There is often confusion about the differences between what a retirement residence and a long-term care residence offers. The following may help to simplify the differences.
Retirement residences offer a variety of amenities to set the stage for a comfortable and caring home to live in. The senior may still drive and even work. They just don’t want to manage a large home or do the chores. The person may need a little support or more care that is appropriate for them. Many retirement residents often allow you to age in place. The activities vary from pub crawls, Zumba, seated cycling classes, memory fitness, to fidget blankets and daily living tasks.
Long-term care (LTC) has a more simplified list of amenities to provide quality of life in a physical barrier free environment. The activities will include social and therapeutic aspects to meet the varying levels of their needs. These residents tend to have more advanced or complex health conditions.
Retirement residents offer different levels of care from one home to another.

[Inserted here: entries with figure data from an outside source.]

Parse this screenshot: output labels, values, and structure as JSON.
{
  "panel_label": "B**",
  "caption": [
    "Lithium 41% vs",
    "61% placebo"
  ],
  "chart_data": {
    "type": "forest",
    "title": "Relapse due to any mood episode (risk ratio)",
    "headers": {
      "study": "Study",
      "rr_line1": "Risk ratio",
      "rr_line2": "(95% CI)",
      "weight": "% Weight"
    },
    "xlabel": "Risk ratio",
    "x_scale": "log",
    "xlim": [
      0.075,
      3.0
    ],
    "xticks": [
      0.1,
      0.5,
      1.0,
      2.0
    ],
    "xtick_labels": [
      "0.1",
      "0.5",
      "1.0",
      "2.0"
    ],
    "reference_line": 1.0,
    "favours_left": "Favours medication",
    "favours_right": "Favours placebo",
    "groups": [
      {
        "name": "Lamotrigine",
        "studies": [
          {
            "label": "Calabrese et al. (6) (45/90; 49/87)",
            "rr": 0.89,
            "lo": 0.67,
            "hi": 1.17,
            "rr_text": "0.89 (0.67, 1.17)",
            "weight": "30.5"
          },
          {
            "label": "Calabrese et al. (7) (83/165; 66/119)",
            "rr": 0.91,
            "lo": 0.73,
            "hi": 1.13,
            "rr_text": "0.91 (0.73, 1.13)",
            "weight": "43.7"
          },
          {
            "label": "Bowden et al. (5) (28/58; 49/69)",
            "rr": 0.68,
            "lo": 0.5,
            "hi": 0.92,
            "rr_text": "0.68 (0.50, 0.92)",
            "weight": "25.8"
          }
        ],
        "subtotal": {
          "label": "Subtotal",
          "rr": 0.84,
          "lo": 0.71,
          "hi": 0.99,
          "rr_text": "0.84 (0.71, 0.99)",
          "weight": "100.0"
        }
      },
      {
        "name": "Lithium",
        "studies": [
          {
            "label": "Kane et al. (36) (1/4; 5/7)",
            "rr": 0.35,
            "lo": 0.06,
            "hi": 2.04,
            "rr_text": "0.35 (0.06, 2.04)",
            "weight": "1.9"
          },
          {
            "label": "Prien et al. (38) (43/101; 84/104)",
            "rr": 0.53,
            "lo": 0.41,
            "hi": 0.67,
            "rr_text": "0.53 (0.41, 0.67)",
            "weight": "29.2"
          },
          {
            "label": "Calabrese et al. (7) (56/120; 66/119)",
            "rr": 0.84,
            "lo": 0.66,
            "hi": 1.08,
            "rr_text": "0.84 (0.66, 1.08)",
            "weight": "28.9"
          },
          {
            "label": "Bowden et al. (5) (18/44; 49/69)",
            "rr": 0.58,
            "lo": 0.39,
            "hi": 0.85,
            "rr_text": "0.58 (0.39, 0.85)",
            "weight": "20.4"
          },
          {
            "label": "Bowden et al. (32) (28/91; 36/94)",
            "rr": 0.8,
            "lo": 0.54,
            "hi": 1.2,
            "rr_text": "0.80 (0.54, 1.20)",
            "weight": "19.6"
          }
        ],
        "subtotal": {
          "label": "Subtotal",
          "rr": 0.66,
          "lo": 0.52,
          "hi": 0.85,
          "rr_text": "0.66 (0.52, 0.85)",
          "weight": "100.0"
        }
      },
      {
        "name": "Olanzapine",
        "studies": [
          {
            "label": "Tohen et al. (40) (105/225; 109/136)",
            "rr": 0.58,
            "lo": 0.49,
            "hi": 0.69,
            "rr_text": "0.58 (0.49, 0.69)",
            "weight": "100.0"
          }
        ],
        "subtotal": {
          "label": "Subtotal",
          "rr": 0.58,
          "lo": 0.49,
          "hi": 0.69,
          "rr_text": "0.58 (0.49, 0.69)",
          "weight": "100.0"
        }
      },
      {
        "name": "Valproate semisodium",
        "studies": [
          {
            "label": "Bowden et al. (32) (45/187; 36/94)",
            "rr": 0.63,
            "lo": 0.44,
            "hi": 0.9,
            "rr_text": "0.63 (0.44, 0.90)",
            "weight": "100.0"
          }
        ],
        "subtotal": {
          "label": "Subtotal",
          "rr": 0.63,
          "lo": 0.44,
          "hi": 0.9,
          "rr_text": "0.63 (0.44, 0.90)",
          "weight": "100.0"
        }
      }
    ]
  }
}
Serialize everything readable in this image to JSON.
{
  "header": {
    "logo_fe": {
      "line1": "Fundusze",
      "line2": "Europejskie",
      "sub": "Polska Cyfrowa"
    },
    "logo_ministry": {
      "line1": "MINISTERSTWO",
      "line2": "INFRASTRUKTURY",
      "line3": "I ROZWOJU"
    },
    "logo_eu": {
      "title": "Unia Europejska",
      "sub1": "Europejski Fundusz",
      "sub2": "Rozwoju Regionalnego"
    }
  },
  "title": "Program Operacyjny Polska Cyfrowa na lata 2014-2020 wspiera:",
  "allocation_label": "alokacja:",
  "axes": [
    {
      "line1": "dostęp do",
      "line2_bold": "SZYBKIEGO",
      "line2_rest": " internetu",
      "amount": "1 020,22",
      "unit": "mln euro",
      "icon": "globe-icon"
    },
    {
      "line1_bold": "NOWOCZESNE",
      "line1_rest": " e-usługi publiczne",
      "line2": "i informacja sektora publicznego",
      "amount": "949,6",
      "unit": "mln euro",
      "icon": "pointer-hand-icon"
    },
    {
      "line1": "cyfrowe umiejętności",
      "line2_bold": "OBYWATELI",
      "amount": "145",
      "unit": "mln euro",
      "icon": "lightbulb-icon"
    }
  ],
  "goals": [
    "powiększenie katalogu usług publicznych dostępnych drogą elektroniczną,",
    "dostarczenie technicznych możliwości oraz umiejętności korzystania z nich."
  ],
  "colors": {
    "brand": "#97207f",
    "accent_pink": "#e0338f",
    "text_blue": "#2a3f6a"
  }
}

It’s important to be specific about where the struggles are so that they can understand and determine if they can meet your needs.
- Independent (were meals, housekeeping, linen laundry is done for you).
- Supportive (you pick the service you would like help with)
- Assisted (physical assistance for all personal care with 1 person)
- Mechanical lift (not offered at all homes)
- Memory living (cueing and physical support along with activities in a secure & comfortable environment for those with a cognitive impairment)
- Palliative (end of life comforts with your family)
LTC meets a higher need for their residents; They can be physical or cognitive related. Increased needs such as; behaviours, feeding, complex conditions. Are also supported.
Retirement residences are typically owned by private owners or corporate chains. They operate for profit. There are a few not for profit within each region to accommodate everyone’s preference and price point. Retirement residence are not subsidized by the province and therefore have a higher price point. The size & location of the suite, level of care, the services included, proximity of competition, amenities will all impact the price.
LTC are operated by the province, corporate entities and some not for profit. LTC is heavily subsidized. They will take into account income and adjust accordingly.
Retirement home wait lists are managed by the home itself. Ask the home’s representative for how they manage their list. Each home will be different.
LTC wait lists are managed by the Local Integrated Health Network (LIHN). A case worker will assist you with the application, do an assessment with a medical profile from your Doctor and determine if you are appropriate at the time of the assessment to be added to the list. You and your case work will select homes that are appropriate for you, based on region, preferences and timing. Many homes can have wait times of 2 or more years. If a crisis situation arises you must contact your case worker to have a re-assessment completed to identify the change in needs. You will then be asked to ensure that you have 5 homes and at least 2 with short lists on your application.
Selecting which ones is most appropriate takes some guidance from those in the healthcare field. If there is a heavy physical care and limited financial funds, then LTC is best. If lifestyle is more of the focus, support and care is secondary then retirement residence is the solution.
No matter which one is best, remember to look at 3 things:
- Location: That Is close to the people and things that are important to you.
- Care: Is there a capability to offer immediate and future care needs.
- Environment: Will I be surrounded by people and activities that will keep me happy and engaged.